Which is why, given the major gaps in negotiating positions and what has been said to be “pressure on Trump” to make a deal, some trade experts – and Beijing as well – figure he will settle for a partial deal by March 1 and continue negotiations.
Others are worried that Trump will concede in deed, if not in tweet: some trade associations are concerned that Trump will settle for a deal that doesn’t press hard for systemic change in Beijing. Before Trump met with Mr. Liu, for instance, the Biotechnology Innovation Organization, a trade group, urged U.S. negotiators to be “resolute and insist on a deal with enduring commitments and not only purchases of U.S. goods.”
They may have a point: during an Oval Office session, Trump cited six times Liu’s pledge to buy more soybeans, calling it “a sign of good faith.” He didn’t mention the term “structural,” though he did highlight the phrase in his State of the Union address earlier this week.

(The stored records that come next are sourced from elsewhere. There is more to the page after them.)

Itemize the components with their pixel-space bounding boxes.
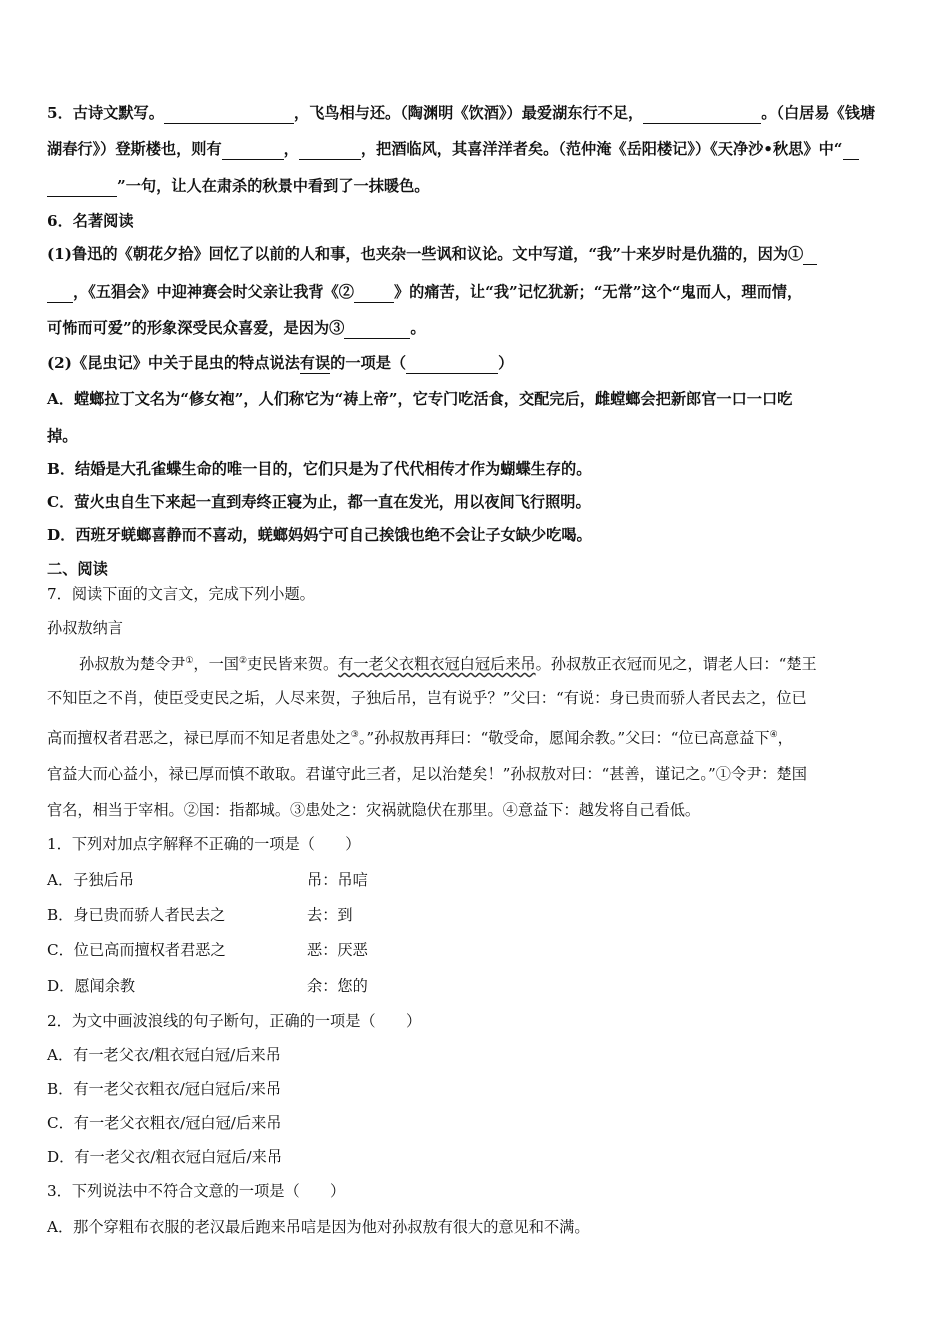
subq2-option-b: B．有一老父衣粗衣/冠白冠后/来吊 bbox=[47, 1080, 282, 1098]
passage-line-3: 高而擅权者君恶之，禄已厚而不知足者患处之③。”孙叔敖再拜曰：“敬受命，愿闻余教。”父曰：“位已高意益下④， bbox=[47, 729, 793, 748]
blank[interactable] bbox=[299, 139, 361, 160]
q7-intro: 7．阅读下面的文言文，完成下列小题。 bbox=[47, 585, 315, 603]
q6-p2: (2)《昆虫记》中关于昆虫的特点说法有误的一项是（ ） bbox=[47, 354, 514, 372]
subq3-stem: 3．下列说法中不符合文意的一项是（ ） bbox=[47, 1182, 346, 1200]
subq1-option-c: C．位已高而擅权者君恶之 恶：厌恶 bbox=[47, 941, 368, 959]
q6-option-c: C．萤火虫自生下来起一直到寿终正寝为止，都一直在发光，用以夜间飞行照明。 bbox=[47, 493, 591, 511]
passage-line-4: 官益大而心益小，禄已厚而慎不敢取。君谨守此三者，足以治楚矣！”孙叔敖对曰：“甚善，谨记之。”①令尹：楚国 bbox=[47, 765, 807, 783]
subq2-stem: 2．为文中画波浪线的句子断句，正确的一项是（ ） bbox=[47, 1012, 422, 1030]
passage-line-2: 不知臣之不肖，使臣受吏民之垢，人尽来贺，子独后吊，岂有说乎？”父曰：“有说：身已贵而骄人者民去之，位已 bbox=[47, 689, 807, 707]
subq2-option-d: D．有一老父衣/粗衣冠白冠后/来吊 bbox=[47, 1148, 283, 1166]
answer-blank[interactable] bbox=[406, 353, 498, 374]
passage-title: 孙叔敖纳言 bbox=[47, 619, 123, 637]
blank[interactable] bbox=[222, 139, 284, 160]
q6-option-b: B．结婚是大孔雀蝶生命的唯一目的，它们只是为了代代相传才作为蝴蝶生存的。 bbox=[47, 460, 592, 478]
subq2-option-c: C．有一老父衣粗衣/冠白冠/后来吊 bbox=[47, 1114, 282, 1132]
subq1-stem: 1．下列对加点字解释不正确的一项是（ ） bbox=[47, 835, 361, 853]
subq2-option-a: A．有一老父衣/粗衣冠白冠/后来吊 bbox=[47, 1046, 281, 1064]
passage-line-1: 孙叔敖为楚令尹①，一国②吏民皆来贺。有一老父衣粗衣冠白冠后来吊。孙叔敖正衣冠而见之，谓老人曰：“楚王 bbox=[79, 655, 817, 674]
q6-option-d: D．西班牙蜣螂喜静而不喜动，蜣螂妈妈宁可自己挨饿也绝不会让子女缺少吃喝。 bbox=[47, 526, 592, 544]
subq3-option-a: A．那个穿粗布衣服的老汉最后跑来吊唁是因为他对孙叔敖有很大的意见和不满。 bbox=[47, 1218, 590, 1236]
subq1-option-a: A．子独后吊 吊：吊唁 bbox=[47, 871, 368, 889]
wavy-sentence: 有一老父衣粗衣冠白冠后来吊 bbox=[338, 655, 536, 674]
q6-p1-line2: ，《五猖会》中迎神赛会时父亲让我背《② 》的痛苦，让“我”记忆犹新；“无常”这个“鬼而人，理而情， bbox=[47, 282, 802, 303]
blank[interactable] bbox=[354, 282, 394, 303]
q6-title: 6．名著阅读 bbox=[47, 212, 134, 230]
q5-line-2: 湖春行》）登斯楼也，则有 ， ，把酒临风，其喜洋洋者矣。（范仲淹《岳阳楼记》）《天净沙•秋思》中“ bbox=[47, 139, 859, 160]
passage-line-5: 官名，相当于宰相。②国：指都城。③患处之：灾祸就隐伏在那里。④意益下：越发将自己看低。 bbox=[47, 801, 701, 819]
blank[interactable] bbox=[843, 139, 859, 160]
q6-p1-line3: 可怖而可爱”的形象深受民众喜爱，是因为③ 。 bbox=[47, 319, 426, 337]
q6-option-a-line2: 掉。 bbox=[47, 427, 78, 445]
blank[interactable] bbox=[344, 318, 410, 339]
q5-line-1: 5．古诗文默写。 ，飞鸟相与还。（陶渊明《饮酒》）最爱湖东行不足， 。（白居易《钱塘 bbox=[47, 104, 876, 122]
blank[interactable] bbox=[164, 103, 294, 124]
blank[interactable] bbox=[47, 282, 73, 303]
blank[interactable] bbox=[643, 103, 761, 124]
blank[interactable] bbox=[803, 244, 817, 265]
q5-line-3: ”一句，让人在肃杀的秋景中看到了一抹暖色。 bbox=[47, 176, 430, 197]
subq1-option-b: B．身已贵而骄人者民去之 去：到 bbox=[47, 906, 353, 924]
q6-option-a-line1: A．螳螂拉丁文名为“修女袍”，人们称它为“祷上帝”，它专门吃活食，交配完后，雌螳螂会把新郎官一口一口吃 bbox=[47, 390, 793, 408]
err-emphasis: 有误 bbox=[299, 354, 331, 372]
section-heading: 二、阅读 bbox=[47, 560, 108, 578]
blank[interactable] bbox=[47, 176, 117, 197]
q6-p1-line1: (1)鲁迅的《朝花夕拾》回忆了以前的人和事，也夹杂一些讽和议论。文中写道，“我”十来岁时是仇猫的，因为① bbox=[47, 244, 817, 265]
subq1-option-d: D．愿闻余教 余：您的 bbox=[47, 977, 368, 995]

With Trump having already caved on the topic of the Border Wall, and lifting the record-long government shutdown (even as a second shutdown may be imminent), sparking a firestorm of criticism from some of his most conservative fans such as Ann Coulter, Trump may have no choice but to keep pushing for full Chinese concession, although absent an imminent collapse in the Chinese economy it’s unclear why Beijing would fold, lest he be seen as just another John Boehner. Alternatively, with the S&P500 refusing to slide, providing China with some much needed leverage, it’s difficult to see just why Trump would agree to major concessions in a trade feud that has so far defined his presidency.
Ironically, for the deal to happen, the market will have to realize that a negative outcome is the more likely of the two, and crash thus making a deal far more likely. One look at the market, however, shows that nobody is in any particular rush to start selling, especially after Steven Mnuchin made it clear that any substantial drop will lead to even more calls to the Plunge Protection Team.